New architecture, new transistor, and higher clocks
The GPU design team has to increase efficiency and rewrite everything on the hardware and software size, as this is a brand new design for Intel and foundation for higher performance integrated parts in the future.
The magic mix is to increase performance per square millimeter, performance per watt, and performance per flop simultaneously. The main goal was to get twice the performance of Ice lake Gen 11, which David described as a pretty daunting task.
Intel came from the ground up with a new architecture called Xe LP. The Intel design team had to work closely with the manufacturing teams in order to make this design possible.
Xe LP 96 EUs
David describes Xe Lp as a GPU with 96 Execution units and 1536 flops per clock, up to 48 bilinear texels per clock through six samples and up to 24 pixels per clock through the pixel pipes.
Increasing the number of Execution units from the previous Gen 11 GPU designs by 1.5 was an optimal goal to reach a 2X performance. The mix of the new transistor and new architecture helped in achieving a 2X performance goal set by design.

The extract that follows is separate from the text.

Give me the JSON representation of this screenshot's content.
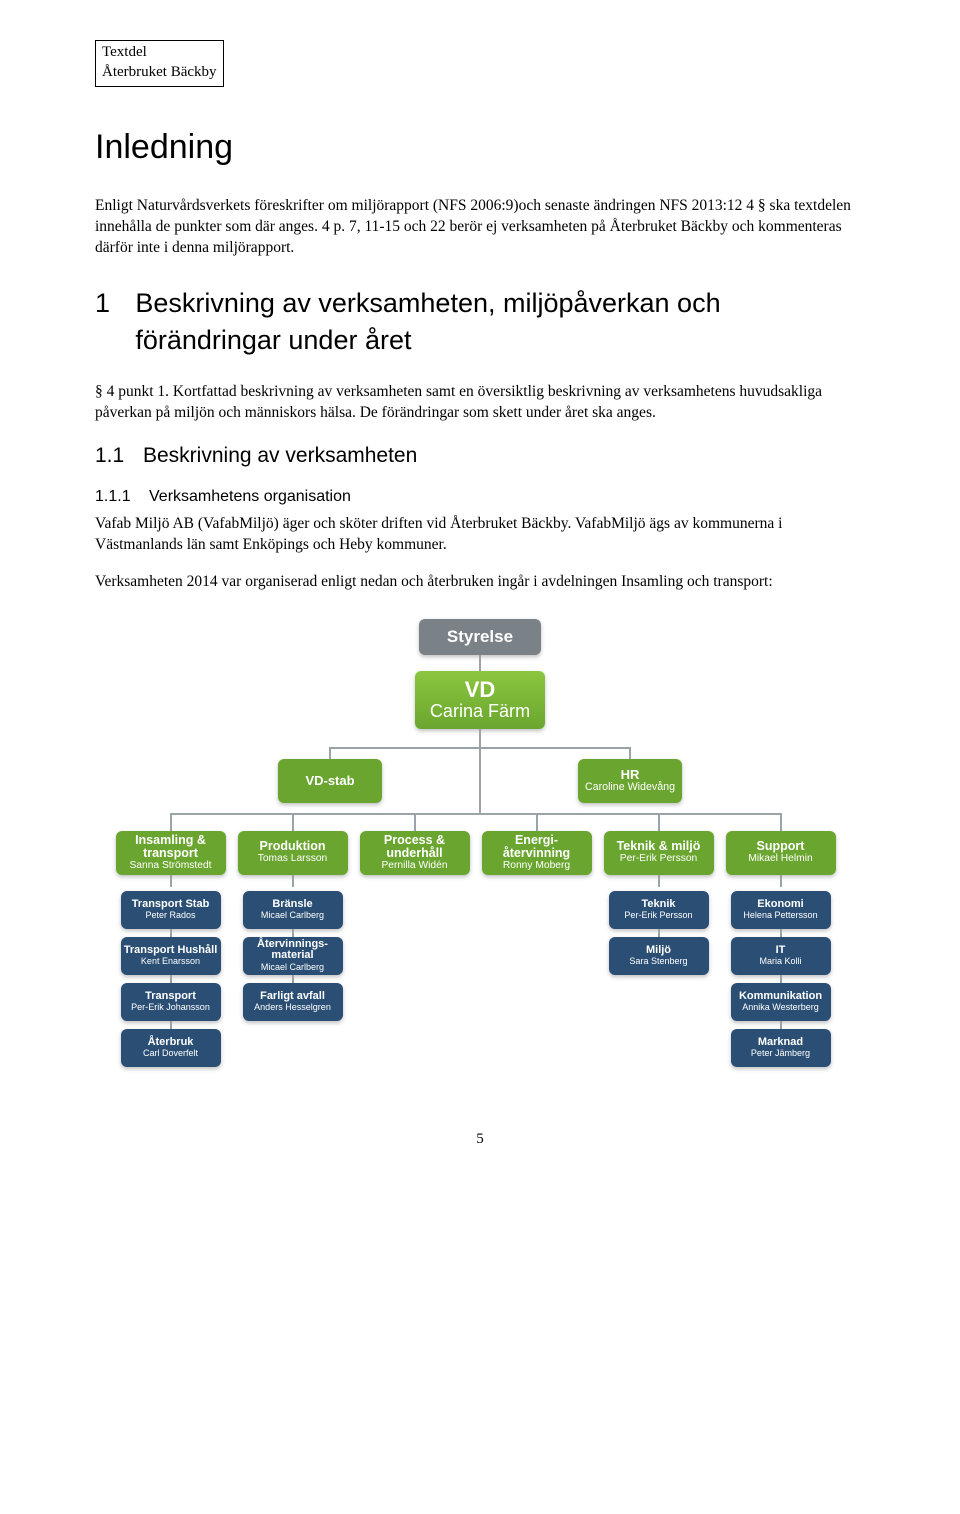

David also mentioned that the mix of higher GPU clock, new transistors, and the new architecture design helped to keep the TDP and GPU size at the same level, still getting a significantly faster performance.
One of the slides implicates that the new GPU might run faster than 1.7GHz, much faster than Gen 11’s 1.1 GHz maximal clock speed. David describes advantages in frequency uplift at ISO voltage, greater dynamic range, re-pipelining the GPU, as well as the bottleneck workload analysis as the extra tools that helped Intel get to the 2X performance increase.